BANNER HEALTH

Reducing friction in scheduling

Patients frequently return to schedule with providers they already know.
However, the mobile scheduling experience treated every appointment as a new search — requiring patients to browse providers and navigate unnecessary steps.

I led discovery and design to identify high-impact changes that could reduce effort for patients while supporting Banner Health’s broader goal of increasing self-scheduling adoption.

“I think it’s almost like I’m doing more work
than I should be.”

- Banner Health patient about self-scheduling

THE PROBLEM

From the patient perspective, self-scheduling care felt more complicated than it needed to be. In interviews, patients described the process as feeling like “more work than it should be,” especially during moments when they were already managing health-related stress.

From the business perspective, scheduling represents both a critical service and a key opportunity. Encouraging patients to self-schedule reduces reliance on call centers and helps streamline operations, but friction in the digital experience was pushing patients to phone-based scheduling.

The challenge was not to redesign scheduling, but to identify where existing patient data and established patterns could thoughtfully support continuity of care and reduce unnecessary decision-making.

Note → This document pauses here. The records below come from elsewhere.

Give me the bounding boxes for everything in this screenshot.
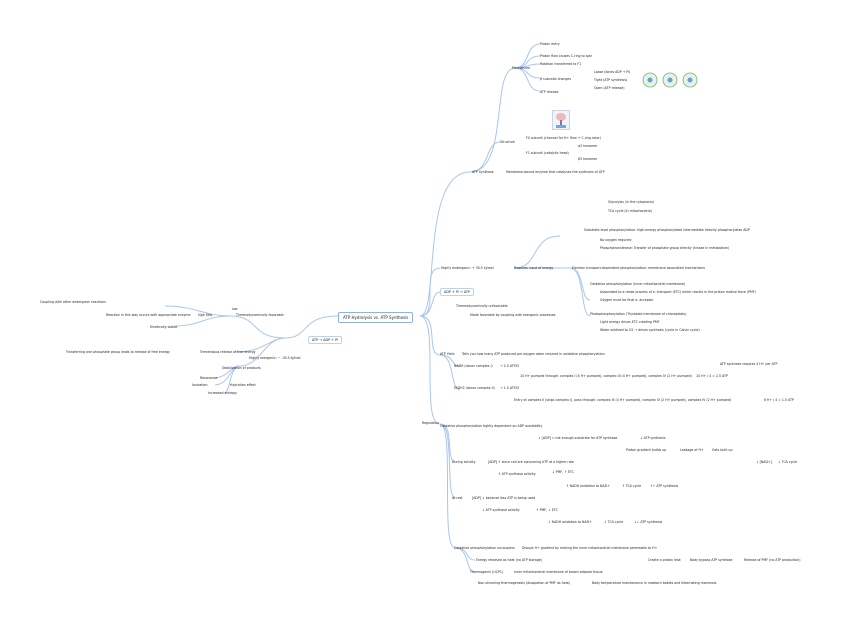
factor-ionization: Ionization (192, 383, 208, 387)
glycolysis-text: Glycolysis (in the cytoplasm) (608, 200, 655, 204)
regulation-thermogenin-3: Body temperature maintenance in newborn … (592, 581, 717, 585)
yield-desc: Tells you how many ATP produced per oxyg… (462, 352, 605, 356)
synthesis-energetics-note: Requires input of energy (514, 266, 554, 270)
yield-fadh: FADH2 (donor complex II) (454, 386, 495, 390)
beta-state-loose: Loose (binds ADP + Pi) (594, 70, 631, 74)
regulation-rest-2: ↓ ATP synthase activity (482, 508, 520, 512)
keq-note: low (232, 307, 238, 311)
regulation-rest[interactable]: At rest (452, 496, 463, 500)
regulation-low-adp-3: Leakage of H+ (680, 448, 704, 452)
yield-fadh-eq: 6 H+ / 4 = 1.5 ATP (764, 398, 794, 402)
mechanism-item-5: ATP release (540, 90, 559, 94)
atp-synthase-rotation-illustration (642, 72, 698, 88)
yield-nadh-calc: 10 H+ pumped through: complex I (4 H+ pu… (520, 374, 692, 378)
phosphotransferase-text: Phosphotransferase: Transfer of phosphat… (600, 246, 730, 250)
atp-synthase-structure-illustration (552, 110, 570, 130)
regulation-low-adp: ↓ [ADP] = not enough substrate for ATP s… (538, 436, 618, 440)
mechanism-item-1: Proton entry (540, 42, 560, 46)
regulation-uncouplers-1: Disrupt H+ gradient by making the inner … (522, 546, 658, 550)
mechanism-item-2: Proton flow causes C-ring to spin (540, 54, 593, 58)
regulation-header[interactable]: Regulation (422, 421, 440, 425)
oxidative-phos-2: Oxygen must be final e- acceptor (600, 298, 654, 302)
synthase-node[interactable]: ATP Synthase (472, 170, 494, 174)
hydrolysis-header[interactable]: ATP → ADP + Pi (308, 336, 343, 344)
regulation-rest-3: ↑ PMF, ↓ ETC (536, 508, 558, 512)
oxidative-phos: Oxidative phosphorylation (inner mitocho… (590, 282, 686, 286)
regulation-low-adp-1: ↓ ATP synthesis (640, 436, 666, 440)
yield-nadh: NADH (donor complex I) (454, 364, 493, 368)
mechanism-item-4: β subunits changes (540, 77, 571, 81)
factor-resonance: Resonance (200, 376, 218, 380)
regulation-during-5: ↑ TCA cycle (622, 484, 642, 488)
regulation-during-2: ↑ ATP synthase activity (498, 472, 536, 476)
regulation-during-6: ↑↑ ATP synthesis (650, 484, 679, 488)
no-oxygen-text: No oxygen required (600, 238, 632, 242)
regulation-during-4: ↑ NADH oxidation to NAD+ (566, 484, 610, 488)
regulation-rest-1: [ADP] ↓ because less ATP is being used (472, 496, 536, 500)
beta-state-open: Open (ATP release) (594, 86, 625, 90)
regulation-during-1: [ADP] ↑ since cell are consuming ATP at … (488, 460, 574, 464)
coupling-detail: Reaction in this way occurs with appropr… (106, 313, 191, 317)
yield-fadh-calc: Entry at complex II (skips complex I), p… (514, 398, 732, 402)
substrate-level-desc: Substrate-level phosphorylation: high-en… (584, 228, 750, 232)
hydrolysis-summary: Highly exergonic: ~ -30.5 kJ/mol (249, 356, 301, 360)
yield-nadh-eq: 10 H+ / 4 = 2.5 ATP (696, 374, 728, 378)
factor-hydration: Hydration effect (230, 383, 256, 387)
regulation-during-3: ↓ PMF, ↑ ETC (552, 470, 574, 474)
regulation-thermogenin[interactable]: Thermogenin (UCP1) (470, 570, 504, 574)
regulation-uncouplers[interactable]: Oxidative phosphorylation uncouplers (454, 546, 515, 550)
regulation-low-adp-2: Proton gradient builds up (626, 448, 667, 452)
beta-state-tight: Tight (ATP synthesis) (594, 78, 628, 82)
adp-favorable: Made favorable by coupling with exergoni… (470, 313, 556, 317)
structure-f0: F0 subunit (channel for H+ flow + C-ring… (526, 136, 601, 140)
root-node[interactable]: ATP Hydrolysis vs. ATP Synthesis (338, 312, 414, 323)
regulation-low-adp-6: ↓ TCA cycle (778, 460, 798, 464)
regulation-low-adp-5: ↓ [NAD+] (756, 460, 772, 464)
yield-fadh-val: → 1.5 ATP/O (500, 386, 520, 390)
group-transfer-text: Transferring one phosphate group leads t… (66, 350, 170, 354)
regulation-rest-6: ↓↓ ATP synthesis (634, 520, 663, 524)
thermo-favorable: Thermodynamically favorable (236, 313, 284, 317)
electron-transport-mode: Electron transport-dependent phosphoryla… (572, 266, 705, 270)
entropy-text: Increased entropy (208, 391, 237, 395)
synthase-desc: Membrane-bound enzyme that catalyses the… (506, 170, 605, 174)
regulation-uncouplers-4: Release of PMF (no ATP production) (744, 558, 801, 562)
regulation-during[interactable]: During activity (452, 460, 476, 464)
regulation-thermogenin-2: Non-shivering thermogenesis (dissipation… (478, 581, 571, 585)
regulation-uncouplers-5: Energy released as heat (no ATP storage) (476, 558, 543, 562)
synthesis-energetics: Highly endergonic: + 30.5 kJ/mol (441, 266, 494, 270)
yield-synthase-req: ATP synthase requires 4 H+ per ATP (720, 362, 778, 366)
adp-pi-node[interactable]: ADP + Pi → ATP (440, 288, 475, 296)
regulation-thermogenin-1: Inner mitochondrial membrane of brown ad… (514, 570, 603, 574)
structure-label[interactable]: Structure (500, 140, 515, 144)
photo-phos-2: Water oxidized to O2 → drives synthesis … (600, 328, 700, 332)
keq-label: high Keq (198, 313, 212, 317)
structure-beta: β3 hexamer (578, 157, 598, 161)
release-text: Tremendous release of free energy (200, 350, 256, 354)
coupling-text: Coupling with other endergonic reactions (40, 300, 106, 304)
structure-f1: F1 subunit (catalytic head) (526, 151, 569, 155)
oxidative-phos-1: Associated to a redox process of e- tran… (600, 290, 756, 294)
structure-alpha: α3 hexamer (578, 144, 598, 148)
factors-text: Stabilization of products (222, 366, 261, 370)
photo-phos-1: Light energy drives ETC creating PMF (600, 320, 660, 324)
yield-nadh-val: → 2.5 ATP/O (500, 364, 520, 368)
regulation-rest-4: ↓ NADH oxidation to NAD+ (548, 520, 592, 524)
regulation-main: Oxidative phosphorylation tightly depend… (440, 424, 543, 428)
regulation-low-adp-4: Gets built up (712, 448, 733, 452)
photo-phos: Photophosphorylation (Thylakoid membrane… (590, 312, 687, 316)
adp-unfavorable: Thermodynamically unfavorable (456, 304, 508, 308)
yield-header[interactable]: ATP Yield (440, 352, 455, 356)
tca-text: TCA cycle (in mitochondria) (608, 209, 652, 213)
regulation-rest-5: ↓ TCA cycle (604, 520, 624, 524)
mechanism-label[interactable]: Mechanism (512, 66, 531, 70)
regulation-uncouplers-3: Body bypass ATP synthase (690, 558, 733, 562)
mechanism-item-3: Rotation transferred to F1 (540, 62, 582, 66)
regulation-uncouplers-2: Create a proton leak (648, 558, 681, 562)
kinetic-stable: Kinetically stable (150, 325, 178, 329)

Three documents side by side: a persona map with colored sticky notes around a female avatar, a detailed job map with job steps, emotional aspects, and outcomes in color-coded sticky notes, and a scatter plot titled 'Find Care Opportunity Landscape' with data points labeled 1 to 17.

DISCOVERY

Listen

Interviewed patients to understand how they approach finding and scheduling care.

Validate

Reviewed survey data from the Banner patient community to confirm patterns observed in interviews.

Synthesize

Mapped user flows and analyzed Jobs To Be Done to understand the opportunity landscape and identify where small changes could meaningfully reduce effort without redesigning the full experience.

How might we minimize the effort to schedule an appointment with an established provider?

Three-part graphic showing a care decision flowchart, screenshots of a health app interface for scheduling medical appointments, and a set of sticky notes listing outstanding questions about patient care and app features.

DESIGN

Identify Constraints

Partnered with product and engineering to understand data, technical constraints, and clinical workflows — ensuring potential solutions were realistic to develop.

Explore Ideas

Sketched and iterated concepts to streamline the scheduling entry point and prioritize recently seen providers.

Deliver with confidence

Worked closely with engineers to refine interactions, ensure alignment with the design system, and support a smooth release in the native mobile app.

Hand-drawn wireframe sketches of a mobile app interface for scheduling medical appointments, showing provider lists, specialties, conditions, insurance filters, and scheduling options.

THE SOLUTION

The key decision was to reorder the scheduling entry point to match how patients actually think. Existing patients approach scheduling with a clear mental model: "I need an appointment for [person] with [provider]." The existing experience reversed this — leading with provider selection before establishing who the appointment was for.

Flipping the sequence to patient-first, then provider, reduced cognitive load and aligned the experience with established patient behavior.

Three phones showing the enhanced experience of scheduling with an established provider.

“That’s actually better than what I was expecting!”

- Banner Health patient

IMPACT

In the 90 days following launch, appointments scheduled by returning patients increased 38% — reinforcing that prioritizing established providers aligns with how patients think about scheduling care.

Beyond launch, this work established a clear foundation for iteration. The next step is expanding the experience into the web app — extending the same principles of continuity, clarity, and reduced effort across platforms. This will allow Banner Health to offer a more consistent scheduling experience while continuing to support the broader goal of increasing digital self-scheduling adoption.